A trial court agreed with the medical practice’s contention that HIPAA precludes individual liability claims pertaining to confidentiality of medical information. The court cited well-established case law that HIPAA does not create a private right of action and requires alleged privacy violations to be raised through administrative channels. But the Connecticut Supreme Court overturned the decision, ruling that HIPAA does not preempt such negligence lawsuits.

“If Connecticut’s common law recognizes claims arising from a health care provider’s alleged breach of its duty of confidentiality in the course of complying with a subpoena, HIPAA and its implementing regulations do not preempt such claims,” judges said in their opinion. “We further conclude that, to the extent it has become the common practice for Connecticut health care providers to follow the procedures required under HIPAA in rendering services to their patients, HIPAA and its implementing regulations may be utilized to inform the standard of care applicable to such claims arising from allegations of negligence in the disclosure of patients’ medical records pursuant to a subpoena.”
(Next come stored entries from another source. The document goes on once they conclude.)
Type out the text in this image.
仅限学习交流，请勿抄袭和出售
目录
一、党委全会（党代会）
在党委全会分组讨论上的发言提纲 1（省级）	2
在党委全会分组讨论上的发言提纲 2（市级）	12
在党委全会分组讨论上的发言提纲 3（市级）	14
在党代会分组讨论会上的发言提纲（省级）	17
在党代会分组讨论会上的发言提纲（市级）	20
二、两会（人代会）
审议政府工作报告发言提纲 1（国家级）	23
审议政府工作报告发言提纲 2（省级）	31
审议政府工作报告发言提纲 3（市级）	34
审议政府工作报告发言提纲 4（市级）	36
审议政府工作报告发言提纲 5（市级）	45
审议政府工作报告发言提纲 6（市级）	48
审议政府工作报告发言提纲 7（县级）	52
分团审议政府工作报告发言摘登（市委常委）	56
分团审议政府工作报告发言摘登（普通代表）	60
The court went on to say that “the availability of such private rights of action in state courts ... do not preclude, conflict with, or complicate health care providers’ compliance with HIPAA.”

Similar decisions have been made by other courts, but the Connecticut ruling is the first state Supreme Court to issue such a ruling, Mr. Kline said.

For example, in Harmon v. Maury County, the U.S. District Court for the Middle District of Tennessee found that negligence claims founded on violation of HIPAA were not precluded because federal provisions do not completely preempt state law and expressly preserve state laws that aren’t at odds with its terms. The 2005 Tennessee case resulted from a privacy violation claim by a patient against a pharmacy manager. In another pharmacy-patient complaint, Fanean v. Rite Aid Corp. of Delaware Inc., the Superior Court of Delaware concluded that negligence claims could not be premised on a HIPAA violation, but that a common law negligence claim could be predicated upon Occupational Safety and Health Administration requirements. The 2009 opinion noted that HIPAA may act as a “guidepost” to determine the standard of care in common-law negligence claims.

The similar assertions by Connecticut judges that HIPAA does not preempt state rights and can also be used as a standard for what constitutes negligence or improper care of records is concerning for health providers, Mr. Kline said in an interview. Doctors now have to worry that inadvertent HIPAA violations may yield not only a complaint with the Office for Civil Rights, but a potential malpractice suit, as well.

“I would not be surprised if a case like this or even this case is appealed to the Supreme Court of the United States,” Mr. Kline said. “It is still a question of federal law, and what does the federal preemption mean?”